Il fronte del "Si" vede schierati personaggi di spicco del Partito Democratico, come Michele Emiliano, assieme ai falchi del centro destra, come Renato Brunetta pronto a sfruttare l'onda lunga del dissenso popolare per "mandare a casa Renzi".

Non meno infiammate le prese di posizione della minoranza Dem che, per bocca del bersaniano Roberto Speranza, reputa "inaccettabile" l'invito del Premier a disertare le urne.

Una sollecitazione che, a onor del vero, rievoca dichiarazioni di stampo craxiano alla stregua di un'eco dai tempi bui della Prima Repubblica e che, tuttavia, si basa su una considerazione ben contestualizzata: interrompere le estrazioni al momento della scadenza delle concessioni e non al naturale esaurimento del sito produttivo potrebbe rappresentare un colossale autogol. L'Italia, già povera di risorse e priva di nucleare, non può permettersi di non sfruttare il gas naturale presente nel Mediterraneo.

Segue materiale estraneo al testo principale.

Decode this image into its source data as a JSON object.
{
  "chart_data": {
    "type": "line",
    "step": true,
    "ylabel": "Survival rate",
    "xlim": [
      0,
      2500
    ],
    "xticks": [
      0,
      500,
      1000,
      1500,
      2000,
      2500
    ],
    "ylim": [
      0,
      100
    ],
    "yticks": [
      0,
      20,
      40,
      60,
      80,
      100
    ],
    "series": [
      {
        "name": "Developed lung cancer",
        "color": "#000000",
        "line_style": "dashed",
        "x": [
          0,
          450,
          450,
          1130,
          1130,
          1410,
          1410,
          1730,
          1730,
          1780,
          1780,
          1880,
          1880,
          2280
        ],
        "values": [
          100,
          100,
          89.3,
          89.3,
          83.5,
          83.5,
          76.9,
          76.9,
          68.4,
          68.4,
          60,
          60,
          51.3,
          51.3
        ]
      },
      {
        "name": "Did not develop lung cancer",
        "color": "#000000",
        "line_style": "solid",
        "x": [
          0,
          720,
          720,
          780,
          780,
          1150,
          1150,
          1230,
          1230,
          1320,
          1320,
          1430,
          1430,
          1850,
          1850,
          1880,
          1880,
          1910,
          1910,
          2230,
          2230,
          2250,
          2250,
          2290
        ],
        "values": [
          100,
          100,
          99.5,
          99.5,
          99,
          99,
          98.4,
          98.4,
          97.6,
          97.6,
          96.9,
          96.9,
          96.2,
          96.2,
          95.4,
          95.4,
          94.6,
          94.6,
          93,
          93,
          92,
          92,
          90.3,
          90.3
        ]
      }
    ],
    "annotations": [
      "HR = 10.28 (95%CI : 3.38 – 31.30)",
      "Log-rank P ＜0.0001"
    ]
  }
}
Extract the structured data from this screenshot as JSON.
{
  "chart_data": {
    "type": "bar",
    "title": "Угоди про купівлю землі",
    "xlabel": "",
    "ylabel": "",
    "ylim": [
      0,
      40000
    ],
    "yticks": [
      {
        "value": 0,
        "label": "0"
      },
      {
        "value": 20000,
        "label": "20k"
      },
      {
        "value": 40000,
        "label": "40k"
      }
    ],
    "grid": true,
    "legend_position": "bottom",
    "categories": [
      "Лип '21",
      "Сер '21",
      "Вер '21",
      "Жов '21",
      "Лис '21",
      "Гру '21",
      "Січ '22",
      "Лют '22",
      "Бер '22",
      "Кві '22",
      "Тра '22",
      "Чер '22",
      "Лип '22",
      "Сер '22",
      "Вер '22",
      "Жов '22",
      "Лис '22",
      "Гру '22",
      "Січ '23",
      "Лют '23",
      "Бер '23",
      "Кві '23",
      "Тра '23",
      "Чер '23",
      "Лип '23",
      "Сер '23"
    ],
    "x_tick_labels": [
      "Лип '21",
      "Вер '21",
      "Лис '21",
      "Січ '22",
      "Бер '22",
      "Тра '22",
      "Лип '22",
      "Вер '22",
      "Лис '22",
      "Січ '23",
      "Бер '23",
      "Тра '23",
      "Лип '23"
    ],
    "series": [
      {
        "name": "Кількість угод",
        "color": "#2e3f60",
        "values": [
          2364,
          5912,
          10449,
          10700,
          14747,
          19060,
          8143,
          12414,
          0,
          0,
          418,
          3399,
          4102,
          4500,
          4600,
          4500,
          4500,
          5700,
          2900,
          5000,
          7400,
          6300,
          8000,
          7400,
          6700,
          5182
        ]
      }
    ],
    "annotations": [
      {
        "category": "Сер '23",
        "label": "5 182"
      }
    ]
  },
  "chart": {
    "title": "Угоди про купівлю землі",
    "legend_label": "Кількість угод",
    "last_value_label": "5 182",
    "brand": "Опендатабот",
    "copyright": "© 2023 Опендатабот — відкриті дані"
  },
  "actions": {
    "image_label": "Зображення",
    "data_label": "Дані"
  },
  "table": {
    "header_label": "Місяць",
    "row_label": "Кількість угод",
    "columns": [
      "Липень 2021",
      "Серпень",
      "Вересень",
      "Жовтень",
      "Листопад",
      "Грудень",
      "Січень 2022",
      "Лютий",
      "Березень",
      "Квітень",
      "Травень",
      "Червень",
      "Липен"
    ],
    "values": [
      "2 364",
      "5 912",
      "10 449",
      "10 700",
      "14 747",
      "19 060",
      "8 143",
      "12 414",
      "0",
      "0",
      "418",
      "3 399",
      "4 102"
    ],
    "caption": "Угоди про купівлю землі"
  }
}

Buon senso, si dirà, tuttavia il referendum del 17 aprile rappresenta anche una formidabile occasione per imprimere un nuovo corso alle politiche energetiche del Paese. Bloccando le estrazioni i colossi dell'Oil&Gas dovranno, volenti o nolenti, ricalibrare le proprie strategie e l'auspicio, in sinergia con quanto emerso a Parigi nel corso di Cop21, è quello di assistere ad un rapido sviluppo delle rinnovabili.

Tornando ai numeri, il quorum sembra in ogni caso difficile da raggiungere. I sondaggi rilevano una diffusa disillusione tra l'elettorato con alcuni esponenti politici di rilievo, come per l'appunto Speranza, che si "accontenterebbero" di un buon risultato almeno nelle regioni promotrici come, ad esempio, la Basilicata, territorio squassato dalla recente inchiesta sulle estrazioni petrolifere.

Un fattore che probabilmente inciderà pesantemente sull'affluenza alle urne.